In the film version, production designer Brian Thomson decided to use Patricia Quinn's lipsticked mouth against a black background, lip syncing to Richard O'Brien's vocal. Inspired by the Man Ray painting entitled A l'heure de l'observatoire, les Amoureux (1966), the opening number (prologue) is sung by these disembodied lips that freeze in place for the credits. The prologue was originally going to feature shots from the films referenced in the song under the opening credits.

The 2016 television version The Rocky Horror Picture Show: Let's Do the Time Warp Again includes a framing sequence of a movie audience watching the film.

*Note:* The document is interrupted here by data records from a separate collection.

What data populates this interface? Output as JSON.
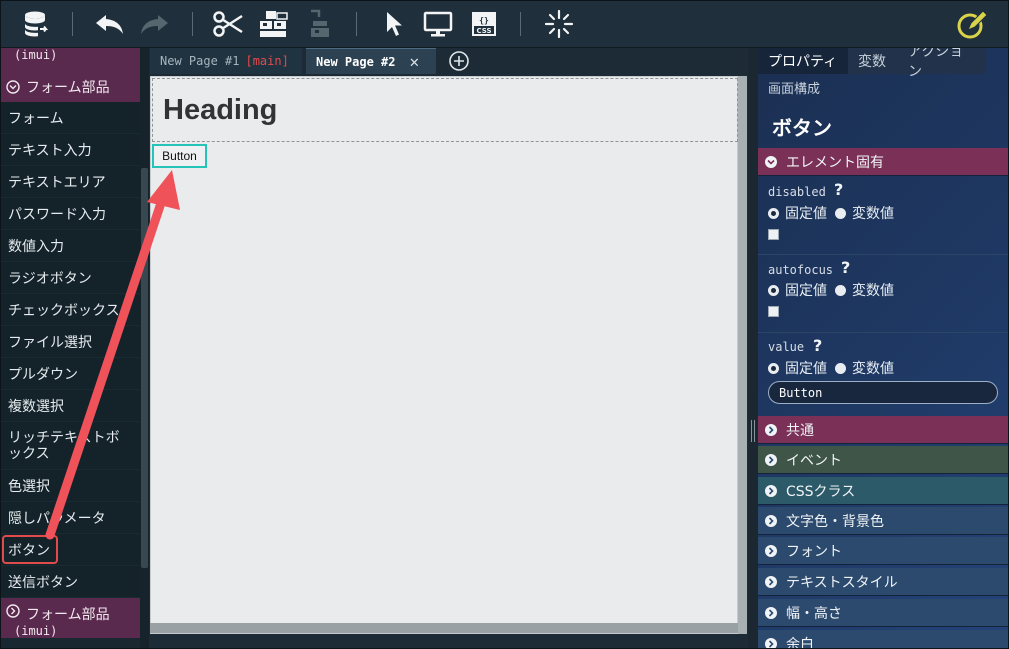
{
  "toolbar": {
    "icons": [
      "database-export-icon",
      "undo-icon",
      "redo-icon",
      "cut-icon",
      "copy-structure-icon",
      "paste-structure-icon",
      "select-pointer-icon",
      "preview-monitor-icon",
      "css-file-icon",
      "loading-spinner-icon",
      "edit-pencil-icon"
    ],
    "css_label": "CSS",
    "braces_label": "{}"
  },
  "sidebar": {
    "top_group_sub": "(imui)",
    "group_label": "フォーム部品",
    "items": [
      {
        "label": "フォーム"
      },
      {
        "label": "テキスト入力"
      },
      {
        "label": "テキストエリア"
      },
      {
        "label": "パスワード入力"
      },
      {
        "label": "数値入力"
      },
      {
        "label": "ラジオボタン"
      },
      {
        "label": "チェックボックス"
      },
      {
        "label": "ファイル選択"
      },
      {
        "label": "プルダウン"
      },
      {
        "label": "複数選択"
      },
      {
        "label": "リッチテキストボックス"
      },
      {
        "label": "色選択"
      },
      {
        "label": "隠しパラメータ"
      },
      {
        "label": "ボタン"
      },
      {
        "label": "送信ボタン"
      }
    ],
    "bottom_group_label": "フォーム部品",
    "bottom_group_sub": "(imui)"
  },
  "tabs": [
    {
      "label": "New Page #1",
      "branch": "[main]"
    },
    {
      "label": "New Page #2",
      "close": "✕"
    }
  ],
  "canvas": {
    "heading": "Heading",
    "button": "Button"
  },
  "right_panel": {
    "tabs": [
      "プロパティ",
      "変数",
      "アクション",
      "画面構成"
    ],
    "title": "ボタン",
    "section_element": "エレメント固有",
    "props": [
      {
        "name": "disabled",
        "fixed": "固定値",
        "variable": "変数値"
      },
      {
        "name": "autofocus",
        "fixed": "固定値",
        "variable": "変数値"
      },
      {
        "name": "value",
        "fixed": "固定値",
        "variable": "変数値",
        "input_value": "Button"
      }
    ],
    "question": "?",
    "sections": [
      {
        "label": "共通",
        "color": "#7a3057"
      },
      {
        "label": "イベント",
        "color": "#3e5548"
      },
      {
        "label": "CSSクラス",
        "color": "#2c5a68"
      },
      {
        "label": "文字色・背景色",
        "color": "#2b4a6e"
      },
      {
        "label": "フォント",
        "color": "#2b4a6e"
      },
      {
        "label": "テキストスタイル",
        "color": "#2b4a6e"
      },
      {
        "label": "幅・高さ",
        "color": "#2b4a6e"
      },
      {
        "label": "余白",
        "color": "#2b4a6e"
      }
    ]
  },
  "colors": {
    "accent_red": "#e24b4b",
    "selection_teal": "#26c3b8",
    "group_magenta": "#5a2a4e",
    "section_element": "#7a3057",
    "edit_icon_yellow": "#d9d34a"
  }
}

The song is sung by the usherette (definitively named Trixie, and played by Ivy Levan), who sings the song as she seats audience members.

==References in song==
Below is a list of the actors, films and novels referenced in the song, listed in order of their appearance in the lyrics.

- Michael Rennie
- The Day the Earth Stood Still (1951)
- Flash Gordon
- Claude Rains
- The Invisible Man (1933)
- Fay Wray
- King Kong (1933)
- It Came from Outer Space (1953)
- Doctor X (1932)
- Anne Francis
- Forbidden Planet (1956)
- Leo G. Carroll
- Tarantula! (1955)
- Janette Scott
- The Day of the Triffids (1963)
- Dana Andrews
- Night of the Demon (1957)
- When Worlds Collide (1951)
- George Pal
- RKO Pictures

Additionally, the chorus makes a meta-reference to Rocky Horror characters "Brad and Janet" in the context of the audience seeing "androids fighting".